Devletin Fidan Güngör olayında bu kadar ketum davranması olayın çok organizeli, komplonun ucunun devletin önemli yerlerine kadar uzandığı ve kaçırılmasının asıl nedeninin İslami Mücadeleyi yok etme konseptinin bir ürünü olduğunu deşifre etmektedir.
Adı hiçbir şaibeli olay ve ilişkiye bulaşmamış olup şeffaf yaşama sahip olan ve on binlerce muhibbinin var olduğu bir fikir adamı, aksiyon eri ve eğitimci abidesinin kaçırılıp kaybedilmesine, akıbetinin meçhul kalmasına Devletin ve hükümetin hangi gerekçelerle sessiz kaldığı tarafımızca doğrusu merak konusudur.
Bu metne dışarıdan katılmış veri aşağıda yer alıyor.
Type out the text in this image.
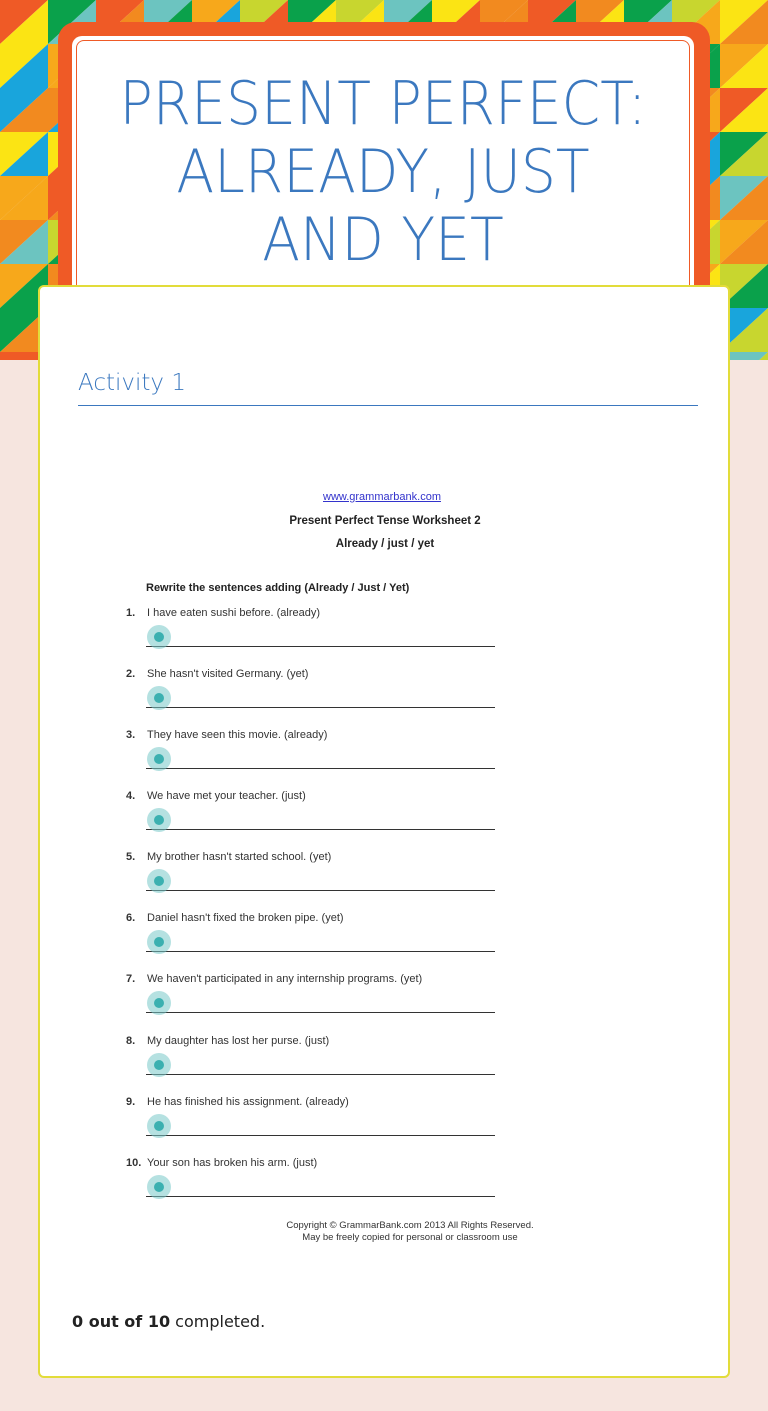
PRESENT PERFECT: ALREADY, JUST
AND YET
Activity 1
www.grammarbank.com
Present Perfect Tense Worksheet 2
Already / just / yet
Rewrite the sentences adding (Already / Just / Yet)
1. I have eaten sushi before. (already)
2. She hasn't visited Germany. (yet)
3. They have seen this movie. (already)
4. We have met your teacher. (just)
5. My brother hasn't started school. (yet)
6. Daniel hasn't fixed the broken pipe. (yet)
7. We haven't participated in any internship programs. (yet)
8. My daughter has lost her purse. (just)
9. He has finished his assignment. (already)
10. Your son has broken his arm. (just)
Copyright © GrammarBank.com 2013 All Rights Reserved.
May be freely copied for personal or classroom use
0 out of 10 completed.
Fidan GÜNGÖR, ilgili kurum ve birimlerce aykırı bulunsa, suçlu sayılsa bile, bir vatandaşın akıbetine karşı bu denli ısrarlı sessizlik hangi gerekçelerle izah edilebilir ve hangi hukuki ilkelere dayanılarak savunulabilir? En acımazsız savaşlarda, en haklı/haksız çatışmalarda bile doğrudan savaşan ve cephede yer alan insanların akıbetini açıklamak uluslararası hukukun gereği iken, bir fikir önderinin, insan terbiye eden bir mürebbinin beşerî ve semavî hiçbir hukuk sisteminin onaylamadığı bir tarzda kaçırılıp akıbetinin 20 yıl boyunca muammada bırakılmasına karşı sorumsuzca bir tavır sergilemenin ne tür nedenleri olabilir.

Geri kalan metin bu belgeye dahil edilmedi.